YARGITAY KARARI
DAİRE : Hukuk Genel Kurulu
ESAS NO : 2015/2259
KARAR NO : 2017/713
KARAR TARİHİ : 12.04.2017
MAHKEMESİ :İş Mahkemesi
Taraflar arasındaki “alacak” davasından dolayı yapılan yargılama sonunda Kadıköy 2. İş Mahkemesince davanın reddine dair verilen 26.03.2008 gün ve 2007/1081 E., 2008/142 K. sayılı kararın temyizen incelenmesi davacı vekilince istenilmesi ve Yargıtay 9. Hukuk Dairesinin 10.11.2009 gün ve 2008/23231 E., 2009/33880 K. sayılı kararı ile bozulması üzerine yapılan yargılama sonunda Kadıköy 2. İş Mahkemesince bozma kararına uyularak bakiye süre ücret alacağına ilişkin istemin reddine, cezai şartın tahsili isteminin kabulüne dair verilen 29.06.2012 gün ve 2010/164 E., 2012/727 K. sayılı kararın taraf vekillerince temyizi üzerine Yargıtay 9. Hukuk Dairesinin 09.10.2012 gün, 2012/30045 E., 2012/33637 K, sayılı kararı ile;
“…A) Davacı İsteminin Özeti:
Davacı, bakiye süreye ait ücret alacağı ve cezai şart alacaklarının ödetilmesine karar verilmesini istemiştir.

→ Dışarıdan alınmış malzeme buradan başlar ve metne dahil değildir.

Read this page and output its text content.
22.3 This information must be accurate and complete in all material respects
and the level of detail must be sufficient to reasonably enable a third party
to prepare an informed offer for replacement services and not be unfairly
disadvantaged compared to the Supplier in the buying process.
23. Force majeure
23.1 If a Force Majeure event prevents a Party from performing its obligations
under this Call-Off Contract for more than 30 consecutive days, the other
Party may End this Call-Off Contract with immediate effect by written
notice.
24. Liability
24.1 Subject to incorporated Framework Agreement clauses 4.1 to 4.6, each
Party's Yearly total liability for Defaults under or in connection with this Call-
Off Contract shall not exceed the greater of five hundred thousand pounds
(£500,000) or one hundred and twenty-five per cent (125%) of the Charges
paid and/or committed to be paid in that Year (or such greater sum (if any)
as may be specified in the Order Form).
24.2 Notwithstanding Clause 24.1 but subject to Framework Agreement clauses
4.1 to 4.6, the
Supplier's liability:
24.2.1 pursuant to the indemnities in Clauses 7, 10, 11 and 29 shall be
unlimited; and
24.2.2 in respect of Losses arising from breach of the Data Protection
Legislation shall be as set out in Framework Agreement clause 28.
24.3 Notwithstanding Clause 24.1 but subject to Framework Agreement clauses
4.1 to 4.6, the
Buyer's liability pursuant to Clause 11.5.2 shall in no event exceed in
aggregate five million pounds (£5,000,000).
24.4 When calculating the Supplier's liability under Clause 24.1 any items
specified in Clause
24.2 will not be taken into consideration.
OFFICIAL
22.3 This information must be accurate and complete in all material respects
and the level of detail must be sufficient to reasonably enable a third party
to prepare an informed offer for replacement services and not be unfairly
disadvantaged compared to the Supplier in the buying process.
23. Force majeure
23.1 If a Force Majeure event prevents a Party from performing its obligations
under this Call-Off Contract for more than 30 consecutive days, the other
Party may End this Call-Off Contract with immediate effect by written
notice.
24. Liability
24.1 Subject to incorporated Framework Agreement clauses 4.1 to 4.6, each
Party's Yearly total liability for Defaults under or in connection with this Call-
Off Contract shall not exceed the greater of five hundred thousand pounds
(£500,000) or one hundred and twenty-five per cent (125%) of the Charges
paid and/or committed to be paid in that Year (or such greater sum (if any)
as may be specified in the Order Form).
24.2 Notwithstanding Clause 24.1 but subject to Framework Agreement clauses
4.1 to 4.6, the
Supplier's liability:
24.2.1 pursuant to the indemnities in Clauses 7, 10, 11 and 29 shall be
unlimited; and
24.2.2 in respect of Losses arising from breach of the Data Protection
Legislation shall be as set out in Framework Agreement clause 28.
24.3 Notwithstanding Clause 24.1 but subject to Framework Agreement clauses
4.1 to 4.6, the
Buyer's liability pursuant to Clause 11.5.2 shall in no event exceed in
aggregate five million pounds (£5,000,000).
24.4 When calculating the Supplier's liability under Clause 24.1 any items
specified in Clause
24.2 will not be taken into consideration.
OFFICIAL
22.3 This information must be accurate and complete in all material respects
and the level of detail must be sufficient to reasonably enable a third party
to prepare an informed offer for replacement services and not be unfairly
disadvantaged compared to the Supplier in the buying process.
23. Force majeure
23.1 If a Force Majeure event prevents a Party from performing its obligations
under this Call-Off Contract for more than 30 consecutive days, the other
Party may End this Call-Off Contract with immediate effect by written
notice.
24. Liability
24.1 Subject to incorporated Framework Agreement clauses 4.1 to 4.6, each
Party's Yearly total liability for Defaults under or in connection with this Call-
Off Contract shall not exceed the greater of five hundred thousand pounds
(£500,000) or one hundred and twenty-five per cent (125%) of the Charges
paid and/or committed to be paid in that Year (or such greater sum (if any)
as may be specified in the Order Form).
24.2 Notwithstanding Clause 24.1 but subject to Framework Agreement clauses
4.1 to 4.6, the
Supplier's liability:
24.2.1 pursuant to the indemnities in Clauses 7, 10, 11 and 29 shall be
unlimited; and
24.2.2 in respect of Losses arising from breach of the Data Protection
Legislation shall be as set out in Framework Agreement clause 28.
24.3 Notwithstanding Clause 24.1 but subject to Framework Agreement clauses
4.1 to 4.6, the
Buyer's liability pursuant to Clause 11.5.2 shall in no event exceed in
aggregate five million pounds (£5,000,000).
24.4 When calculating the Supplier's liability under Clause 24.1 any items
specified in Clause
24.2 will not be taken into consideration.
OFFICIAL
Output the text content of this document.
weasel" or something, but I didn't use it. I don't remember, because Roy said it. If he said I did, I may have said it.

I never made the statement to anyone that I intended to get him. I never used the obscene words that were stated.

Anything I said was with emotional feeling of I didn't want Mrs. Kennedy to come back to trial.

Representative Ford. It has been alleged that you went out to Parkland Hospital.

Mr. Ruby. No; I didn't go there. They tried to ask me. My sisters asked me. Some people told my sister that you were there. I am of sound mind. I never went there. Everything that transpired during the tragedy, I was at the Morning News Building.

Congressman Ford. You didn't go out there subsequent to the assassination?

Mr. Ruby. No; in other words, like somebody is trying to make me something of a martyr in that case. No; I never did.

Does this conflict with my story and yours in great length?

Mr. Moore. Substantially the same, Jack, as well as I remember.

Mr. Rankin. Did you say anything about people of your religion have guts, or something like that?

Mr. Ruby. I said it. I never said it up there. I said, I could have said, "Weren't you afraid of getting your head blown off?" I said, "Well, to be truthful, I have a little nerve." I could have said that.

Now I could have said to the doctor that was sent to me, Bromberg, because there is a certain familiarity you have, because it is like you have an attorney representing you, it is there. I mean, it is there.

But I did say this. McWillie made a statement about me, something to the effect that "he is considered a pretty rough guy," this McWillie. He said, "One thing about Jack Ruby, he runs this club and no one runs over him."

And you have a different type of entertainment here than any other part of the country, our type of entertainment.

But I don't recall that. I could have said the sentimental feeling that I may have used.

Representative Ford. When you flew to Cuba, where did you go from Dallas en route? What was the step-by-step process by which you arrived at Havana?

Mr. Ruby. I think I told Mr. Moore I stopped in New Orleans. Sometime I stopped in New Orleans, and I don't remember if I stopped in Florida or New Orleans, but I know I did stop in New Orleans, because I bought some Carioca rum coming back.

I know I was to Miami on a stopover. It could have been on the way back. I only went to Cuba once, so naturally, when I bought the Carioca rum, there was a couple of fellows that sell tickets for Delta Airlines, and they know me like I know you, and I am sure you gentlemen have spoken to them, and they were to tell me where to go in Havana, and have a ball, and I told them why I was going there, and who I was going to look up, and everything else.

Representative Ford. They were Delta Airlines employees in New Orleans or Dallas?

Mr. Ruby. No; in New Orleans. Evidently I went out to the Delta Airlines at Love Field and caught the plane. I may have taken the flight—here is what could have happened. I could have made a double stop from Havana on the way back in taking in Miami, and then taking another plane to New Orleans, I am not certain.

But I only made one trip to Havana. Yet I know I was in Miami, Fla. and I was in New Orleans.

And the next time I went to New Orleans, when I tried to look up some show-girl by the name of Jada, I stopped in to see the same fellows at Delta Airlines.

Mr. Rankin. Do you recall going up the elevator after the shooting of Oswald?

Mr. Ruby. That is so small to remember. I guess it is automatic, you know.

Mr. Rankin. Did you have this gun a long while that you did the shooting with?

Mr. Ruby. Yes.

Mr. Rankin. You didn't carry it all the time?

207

B) Davalı Cevabının Özeti:
Davalı, davanın reddini istemiştir.
C) Yerel Mahkeme Kararının Özeti:
Mahkemece, ıslah doğrultusunda davanın kısmen kabulüne karar verilmiştir.
D) Temyiz:
Kararı taraflar temyiz etmiştir.
E) Gerekçe:
1. Dosyadaki yazılara toplanan delillerle kararın dayandığı kanuni gerektirici sebeplere göre, davacının tüm ve davalının aşağıdaki bendin kapsamı dışında kalan temyiz itirazları yerinde değildir.
2. Davacı taraf bozmadan sonra yapılan yargılama sırasında 29.12.2011 tarihinde ıslah dilekçesi vererek taleplerini arttırmış ve mahkemece tahkikatın sona ermediği gerekçesiyle arttırılan miktarlar üzerinden hüküm tesis edilmiştir.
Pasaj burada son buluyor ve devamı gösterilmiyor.